Aeschbacher bringt auch das Profil mit, das die Schwingerkönige neuerdings anscheinend vorweisen müssen: über 30 Jahre alt, Schwinger im Berner Verband. Er wäre der dritte König in Folge mit diesen Merkmalen nach Matthias Glarner 2016 und Christian Stucki 2019.

Innerschweizer: jetzt oder wann?

In der Innerschweiz hofft man, dass die unglaubliche Durststrecke endlich zu Ende geht. In der ganzen Geschichte der Eidgenössischen Feste stellten die Innerschweizer, der mit Abstand grösste der fünf Teilverbände, nur ein einziges Mal den Schwingerkönig. Es war Heinrich «Harry» Knüsel. Er bodigte 1986 in Sitten im Schlussgang Ernst Schläpfer.

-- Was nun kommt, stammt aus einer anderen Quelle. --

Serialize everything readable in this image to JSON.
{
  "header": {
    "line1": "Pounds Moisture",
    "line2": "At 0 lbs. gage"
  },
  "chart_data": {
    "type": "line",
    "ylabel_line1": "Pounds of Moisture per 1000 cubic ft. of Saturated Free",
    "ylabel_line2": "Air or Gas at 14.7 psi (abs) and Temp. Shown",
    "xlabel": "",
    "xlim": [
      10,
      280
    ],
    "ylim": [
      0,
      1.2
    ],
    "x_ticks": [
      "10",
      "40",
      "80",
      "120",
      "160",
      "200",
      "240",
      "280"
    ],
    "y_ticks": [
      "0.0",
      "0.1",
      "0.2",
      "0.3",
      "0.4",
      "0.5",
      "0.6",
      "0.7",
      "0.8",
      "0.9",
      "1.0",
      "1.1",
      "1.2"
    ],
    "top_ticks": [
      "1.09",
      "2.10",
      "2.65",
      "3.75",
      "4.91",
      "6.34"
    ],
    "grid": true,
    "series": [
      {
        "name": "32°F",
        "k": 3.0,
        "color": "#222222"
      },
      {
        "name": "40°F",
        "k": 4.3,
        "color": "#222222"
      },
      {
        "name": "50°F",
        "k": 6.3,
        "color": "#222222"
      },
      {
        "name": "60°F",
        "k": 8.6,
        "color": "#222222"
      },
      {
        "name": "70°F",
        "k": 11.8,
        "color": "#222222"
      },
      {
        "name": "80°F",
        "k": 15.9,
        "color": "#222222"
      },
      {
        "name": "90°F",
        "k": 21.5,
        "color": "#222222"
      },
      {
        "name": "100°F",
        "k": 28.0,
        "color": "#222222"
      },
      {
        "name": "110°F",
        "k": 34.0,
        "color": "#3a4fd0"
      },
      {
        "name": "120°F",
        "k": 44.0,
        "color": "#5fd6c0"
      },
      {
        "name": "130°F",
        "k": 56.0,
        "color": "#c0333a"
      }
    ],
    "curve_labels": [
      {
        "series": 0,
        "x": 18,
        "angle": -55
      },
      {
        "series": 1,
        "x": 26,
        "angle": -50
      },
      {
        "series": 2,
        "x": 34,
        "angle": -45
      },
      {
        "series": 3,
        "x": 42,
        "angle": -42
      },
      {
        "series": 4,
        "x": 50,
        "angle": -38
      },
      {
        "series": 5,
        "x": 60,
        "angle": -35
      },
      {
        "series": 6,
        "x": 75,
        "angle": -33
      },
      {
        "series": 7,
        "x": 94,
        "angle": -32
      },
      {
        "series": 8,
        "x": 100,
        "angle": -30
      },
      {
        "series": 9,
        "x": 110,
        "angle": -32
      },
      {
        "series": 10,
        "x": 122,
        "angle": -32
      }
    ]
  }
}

In Zug 2019 traten Joel Wicki und Pirmin Reichmuth als Mitfavoriten an, aber auf unterschiedliche Weise schafften sie es beide nicht. Vielleicht wird es diesmal langen. Jedenfalls ist es für das Innerschweizer Team enorm wichtig, dass Pirmin Reichmuth seine Teilnahme in Pratteln verkünden konnte. Wichtig ist dies auch für Joel Wicki. Der Sörenberger braucht unbedingt einen ähnlich starken Kameraden an seiner Seite.

Player's Lounge am Boniweg

Das Fest in Pratteln wird mit dem gigantischen und prächtig gelungenen Eidgenössischen in Zug vermutlich in jeder Beziehung mithalten können. Immer wieder lassen sich die Organisatoren etwas einfallen.

In Pratteln können sich die Athleten zwischen den Gängen über eine Passerelle in ein für sie reserviertes kleines Areal zurückziehen. Es befindet sich am Boniweg heissenden Strässchen ennet den Bahngleisen. Eine Player's Lounge für die Schwinger sozusagen.